Presently before the Court are two motions: a motion to dismiss the complaint and a motion for Rule 11 sanctions. Both motions are brought by defendants Valley Physical Medicine & Rehabilitation, P.C. (“Valley”), Elite Physical Medicine & Rehabilitation, P.C. (“Elite”), Universal Express, Inc. (“Universal”), Dr. Joseph Mills (“Mills”) and Dr. Pavani Tipirneni (“Tipirneni”) (collectively “Defendants”).1 For the reasons set forth below, the motion to dismiss is GRANTED in part and DENIED in part. The motion for Rule 11 sanctions is DENIED.

Background

Plaintiffs Allstate Insurance Company, Allstate Indemnity Company and Deer-brook Insurance Company (collectively “Allstate” or “Plaintiffs”) commenced this action on December 20, 2005 asserting causes of action for fraud (first claim for relief), for violations of the Racketeer Influenced and Corrupt Organizations Act (“RICO”) (second through seventh claims for relief), unjust enrichment/restitution (eighth claim for relief) and a declaratory judgment (ninth claim for relief).
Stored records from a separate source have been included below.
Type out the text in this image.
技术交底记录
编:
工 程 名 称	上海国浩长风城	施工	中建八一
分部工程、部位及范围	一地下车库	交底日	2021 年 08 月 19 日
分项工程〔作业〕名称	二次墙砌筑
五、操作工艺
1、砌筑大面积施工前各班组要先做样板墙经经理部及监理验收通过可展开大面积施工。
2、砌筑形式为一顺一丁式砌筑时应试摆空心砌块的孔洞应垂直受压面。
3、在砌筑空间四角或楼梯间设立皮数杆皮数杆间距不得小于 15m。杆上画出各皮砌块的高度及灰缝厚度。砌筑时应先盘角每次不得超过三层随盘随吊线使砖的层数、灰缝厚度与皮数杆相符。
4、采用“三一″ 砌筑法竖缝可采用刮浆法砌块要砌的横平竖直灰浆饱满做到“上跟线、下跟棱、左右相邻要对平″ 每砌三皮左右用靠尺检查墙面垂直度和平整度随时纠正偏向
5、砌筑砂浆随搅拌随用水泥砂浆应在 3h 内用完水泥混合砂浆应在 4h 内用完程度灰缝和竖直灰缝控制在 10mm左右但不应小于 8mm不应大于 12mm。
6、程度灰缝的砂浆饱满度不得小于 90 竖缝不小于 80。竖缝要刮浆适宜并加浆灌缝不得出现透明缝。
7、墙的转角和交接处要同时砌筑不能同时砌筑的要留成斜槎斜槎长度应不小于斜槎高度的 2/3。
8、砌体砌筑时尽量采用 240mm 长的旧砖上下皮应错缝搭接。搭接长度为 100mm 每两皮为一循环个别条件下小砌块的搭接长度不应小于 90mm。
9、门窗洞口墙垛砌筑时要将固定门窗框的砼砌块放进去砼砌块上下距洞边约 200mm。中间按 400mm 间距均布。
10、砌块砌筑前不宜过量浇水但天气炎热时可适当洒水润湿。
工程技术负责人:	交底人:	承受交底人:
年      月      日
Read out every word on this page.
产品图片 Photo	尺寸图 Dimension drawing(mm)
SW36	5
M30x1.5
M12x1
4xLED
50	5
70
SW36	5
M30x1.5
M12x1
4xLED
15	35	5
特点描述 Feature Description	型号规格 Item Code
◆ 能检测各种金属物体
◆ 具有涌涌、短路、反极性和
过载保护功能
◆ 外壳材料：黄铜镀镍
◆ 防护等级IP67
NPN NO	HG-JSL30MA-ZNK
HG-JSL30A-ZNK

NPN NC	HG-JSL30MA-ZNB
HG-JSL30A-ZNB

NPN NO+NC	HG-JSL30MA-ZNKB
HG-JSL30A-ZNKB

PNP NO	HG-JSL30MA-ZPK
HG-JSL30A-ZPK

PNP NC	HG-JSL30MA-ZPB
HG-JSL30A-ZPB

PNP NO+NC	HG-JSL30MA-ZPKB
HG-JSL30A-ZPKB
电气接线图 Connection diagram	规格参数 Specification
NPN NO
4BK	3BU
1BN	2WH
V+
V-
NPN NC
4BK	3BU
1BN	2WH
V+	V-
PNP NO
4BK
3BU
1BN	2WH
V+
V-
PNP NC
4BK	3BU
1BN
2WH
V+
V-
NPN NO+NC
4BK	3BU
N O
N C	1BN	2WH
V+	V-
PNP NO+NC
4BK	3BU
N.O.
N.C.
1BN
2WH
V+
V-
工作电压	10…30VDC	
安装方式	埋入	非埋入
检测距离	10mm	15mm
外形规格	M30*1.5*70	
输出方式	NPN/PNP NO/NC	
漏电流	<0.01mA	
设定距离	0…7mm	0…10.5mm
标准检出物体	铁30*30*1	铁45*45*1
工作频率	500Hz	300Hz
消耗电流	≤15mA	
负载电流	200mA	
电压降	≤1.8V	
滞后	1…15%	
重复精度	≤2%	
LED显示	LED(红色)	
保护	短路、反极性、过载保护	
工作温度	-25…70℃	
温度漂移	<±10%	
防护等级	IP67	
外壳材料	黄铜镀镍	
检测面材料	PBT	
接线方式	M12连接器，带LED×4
Allstate’s claims arise out of payments it made from 1996 to 2002 totaling in excess of one million dollars to Valley and Elite for services allegedly rendered to Allstate’s insureds under New York State’s no-fault insurance system. (Compl. ¶¶ 58 & 66.) Allstate seeks damages and, in its ninth cause of action, a declaratory judgment that Valley and Elite are fraudulently incorporated enterprises and, therefore, barred from receiving payment for no-fault claims (Compl.¶¶ 95-101).

In New York, only doctors of medicine and of osteopathy are physicians and are authorized to practice medicine. See N.Y. Educ. Law §§ 6522, 6524. New York law also prohibits non-physicians from sharing ownership in medical service corporations. See N.Y. Bus. Corp. Law §§ 1507, 1508, and N.Y. Educ. Law § 6507(4)(c). As alleged in the complaint, the Defendants engaged in a scheme to evade the State’s prohibition on non-physicians from sharing ownership in medical service corporations in order to facilitate fraudulent no-fault billing. (Compl.¶¶ 7-45.) Mills, a chiropractor, paid Drs. Tipirneni, Quereshy, and Lahiri to use their names on paperwork filed with the State to establish medical service corporations, to wit: Valley and then Elite.2 (Compl.¶¶ 7, 31-32.) Once Valley and Elite were established under the facially valid cover of the nominal physician owners, Mills actually operated the companies. (Compl.¶¶ 11, 25.) To maintain the appearance that physicians owned Valley and Elite, Mills caused Valley and Elite to hire Universal, a company owned by him, as a management company, which billed Valley and Elite at inflated rates so that the actual profits did not go to the physicians, but were channeled to Mills as owner of Universal. (Compl.¶¶ 11, 12, 35.)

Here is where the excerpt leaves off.